Whatever context you choose, you will need to help an unfamiliar reader understand it and see how it can serve as a lens through which to see the movie you are reading closely.

 

Requirements:

At least 4 written texts (including one from the Broadview Anthology).

MLA format & citation.

Length: 6 – 8 doubled-spaced pages; at least 10 paragraphs

 

You have already written a good deal for this first project of the semester: homework exercises, a collage piece, free-writes, in-class reflections. Now it’s time to write the first full draft of your Developing Contexts essay.
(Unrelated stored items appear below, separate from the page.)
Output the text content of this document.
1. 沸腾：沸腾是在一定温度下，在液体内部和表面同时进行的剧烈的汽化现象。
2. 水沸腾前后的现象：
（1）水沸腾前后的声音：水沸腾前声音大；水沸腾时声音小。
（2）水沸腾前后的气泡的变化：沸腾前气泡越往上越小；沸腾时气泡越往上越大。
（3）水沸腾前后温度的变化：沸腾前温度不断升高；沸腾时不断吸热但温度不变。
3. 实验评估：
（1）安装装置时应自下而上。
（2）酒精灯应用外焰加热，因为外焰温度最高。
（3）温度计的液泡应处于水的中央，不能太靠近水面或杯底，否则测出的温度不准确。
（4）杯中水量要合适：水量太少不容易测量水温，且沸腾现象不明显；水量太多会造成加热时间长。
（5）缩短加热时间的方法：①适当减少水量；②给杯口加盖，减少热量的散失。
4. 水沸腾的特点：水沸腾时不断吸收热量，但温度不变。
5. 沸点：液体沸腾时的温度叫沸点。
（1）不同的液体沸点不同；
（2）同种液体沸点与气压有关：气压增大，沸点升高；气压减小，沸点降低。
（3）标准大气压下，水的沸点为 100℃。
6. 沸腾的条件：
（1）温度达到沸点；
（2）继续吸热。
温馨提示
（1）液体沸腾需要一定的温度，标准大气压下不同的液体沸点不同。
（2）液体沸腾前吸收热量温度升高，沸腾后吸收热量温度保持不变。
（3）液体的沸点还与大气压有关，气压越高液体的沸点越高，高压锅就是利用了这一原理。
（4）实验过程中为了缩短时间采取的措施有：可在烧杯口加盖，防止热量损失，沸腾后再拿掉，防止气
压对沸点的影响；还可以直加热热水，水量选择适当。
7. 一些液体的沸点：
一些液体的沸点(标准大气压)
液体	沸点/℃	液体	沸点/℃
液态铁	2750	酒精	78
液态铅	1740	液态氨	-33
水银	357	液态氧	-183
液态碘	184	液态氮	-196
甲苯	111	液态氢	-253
This draft should clearly articulate the problem you are pursuing, while shedding light on related problems explored by your movie and the arguments that movie and other texts offer for our consideration.

Work to show your reader the problem or question you are pursuing, and your argument about that problem (or answer to that question).

For this draft, keep in mind the Rule of Two: if you are not sufficiently analyzing your movie or other evidence in your draft, begin to address this lack and write more sentences of analysis and reflection.

Incorporate four texts: your movie, and three ancillary texts (including one from Broadview).

Length of draft 1: At least 5 compelling pages, double-spaced, MLA-style.

 

Notes on expectations for the Final Draft:

Your final draft will be due Wednesday, 10/10.

Your final draft should be 6-8 pages (probably 10-15 paragraphs) and should include a minimum of five sources (including your movie).

A successful final draft will include:

  • a description and assessment of a particular context that helps us understand the ideas and argument of your movie;
  • clear representation and analysis of the movie and four additional texts;
  • citation and incorporation of written sources using summary, paraphrase & quotation;
  • an interpretive argument, derived from the movie in context, that touches on the broader implications of the movie’s idea;
  • clarity of sentence-level writing and thinking;
  • a clear beginning, middle and end.